CISSP: Don't hate the cert, hate the way it's abused

It's almost 10 months to the day that I passed the (ISC)2 CISSP exam.  What have I gained? Well if I'm honest not very much.

I updated my Linkedin profile, my website and even told a few friends.  I sat back and waited for the job offers to come flooding in, and I waited, and I waited.  And nothing happened.

This is not right! Why am I not lording it up in an InfoSec role being paid an extortionate salary, angels playing harps and beautiful people feeding me peeled grapes?  I tell you why, because a CISSP is not a free ticket to paradise, its a qualification from an exam you (hopefully) pass.  It shows an ability to understand the content and apply it, in lets be honest, a bloody difficult exam.  But when/if you pass you don't become an InfoSec rock star over night! It's your experience and knowledge are that make you good, or bad.

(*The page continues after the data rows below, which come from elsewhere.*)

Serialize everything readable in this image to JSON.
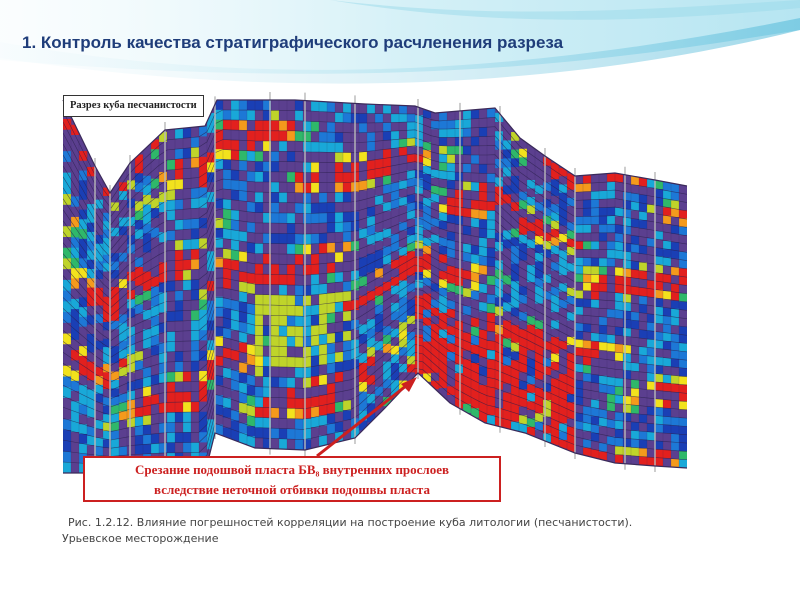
{
  "slide": {
    "title": "1. Контроль качества стратиграфического расчленения разреза"
  },
  "figure": {
    "caption_box": "Разрез куба песчанистости",
    "annotation": {
      "line1": "Срезание подошвой пласта БВ₈ внутренних прослоев",
      "line2": "вследствие неточной отбивки подошвы пласта"
    },
    "caption_line1": "Рис. 1.2.12. Влияние погрешностей корреляции на построение куба литологии (песчанистости).",
    "caption_line2": "Урьевское месторождение"
  },
  "colors": {
    "title": "#1f3d7a",
    "background_layer": "#5b3f8f",
    "annotation": "#cc2020",
    "palette": [
      "#5b3f8f",
      "#1a3fb5",
      "#1d78d6",
      "#19a8d8",
      "#2fb86a",
      "#bfd42a",
      "#f2e21d",
      "#f49a1c",
      "#e2201e"
    ]
  }
}
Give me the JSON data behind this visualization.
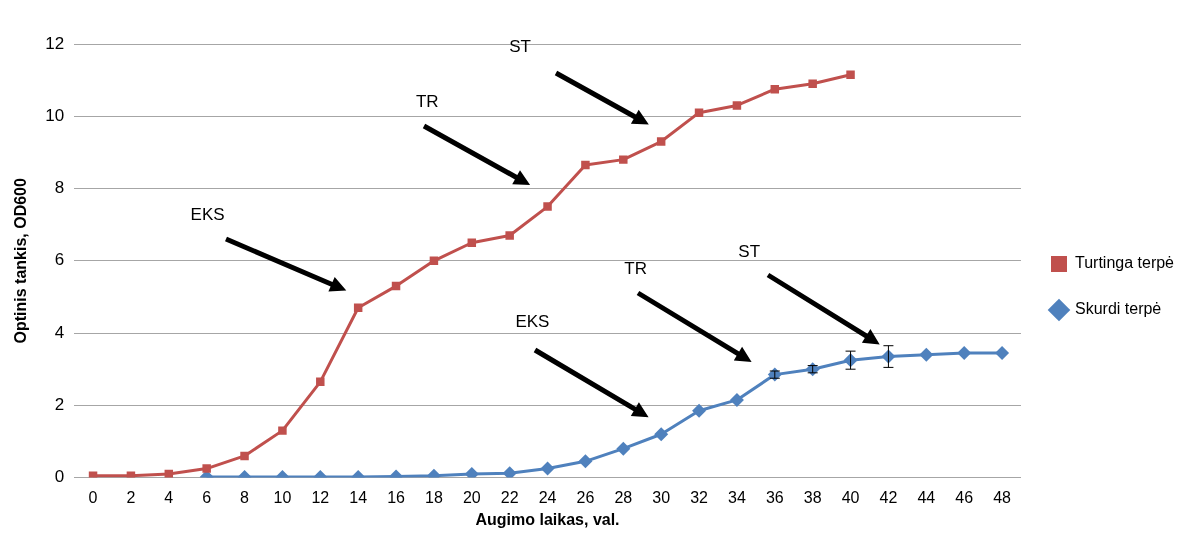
{
  "chart_data": {
    "type": "line",
    "xlabel": "Augimo laikas, val.",
    "ylabel": "Optinis tankis, OD600",
    "x": [
      0,
      2,
      4,
      6,
      8,
      10,
      12,
      14,
      16,
      18,
      20,
      22,
      24,
      26,
      28,
      30,
      32,
      34,
      36,
      38,
      40,
      42,
      44,
      46,
      48
    ],
    "series": [
      {
        "name": "Turtinga terpė",
        "color": "#c0504d",
        "marker": "square",
        "values": [
          0.05,
          0.05,
          0.1,
          0.25,
          0.6,
          1.3,
          2.65,
          4.7,
          5.3,
          6.0,
          6.5,
          6.7,
          7.5,
          8.65,
          8.8,
          9.3,
          10.1,
          10.3,
          10.75,
          10.9,
          11.15,
          null,
          null,
          null,
          null
        ]
      },
      {
        "name": "Skurdi terpė",
        "color": "#4f81bd",
        "marker": "diamond",
        "values": [
          null,
          null,
          null,
          0.02,
          0.02,
          0.02,
          0.02,
          0.02,
          0.03,
          0.05,
          0.1,
          0.12,
          0.25,
          0.45,
          0.8,
          1.2,
          1.85,
          2.15,
          2.85,
          3.0,
          3.25,
          3.35,
          3.4,
          3.45,
          3.45
        ],
        "errors": [
          null,
          null,
          null,
          null,
          null,
          null,
          null,
          null,
          null,
          null,
          null,
          null,
          null,
          null,
          null,
          null,
          null,
          null,
          0.1,
          0.1,
          0.25,
          0.3,
          null,
          null,
          null
        ]
      }
    ],
    "xlim": [
      -1,
      49
    ],
    "xticks": [
      0,
      2,
      4,
      6,
      8,
      10,
      12,
      14,
      16,
      18,
      20,
      22,
      24,
      26,
      28,
      30,
      32,
      34,
      36,
      38,
      40,
      42,
      44,
      46,
      48
    ],
    "ylim": [
      0,
      12
    ],
    "yticks": [
      0,
      2,
      4,
      6,
      8,
      10,
      12
    ],
    "grid": "y",
    "legend": "right",
    "line_style": "solid",
    "annotations": [
      "EKS",
      "TR",
      "ST",
      "EKS",
      "TR",
      "ST"
    ]
  }
}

I can see why some the CISSP gets a hard time.  I ran a few job searches for CISSP and the spread of roles that 'require' CISSP is nuts.  Network Engineers, Security Analysts - which when you read the details were just dealing with AV deployments, patching, Pen Testers etc.  These are not roles that the cert brings anything.

I remember my instructor saying on day 1.
"This is a business cert, not a technical one"
HR, recruitment, and I think a great deal of the industry miss that and so abuse the cert by making it an obligatory requirement for technical roles.  This is where I think the issue lies.

So don't blame the cert, I think theres a place for it.  Blame the way industry uses it.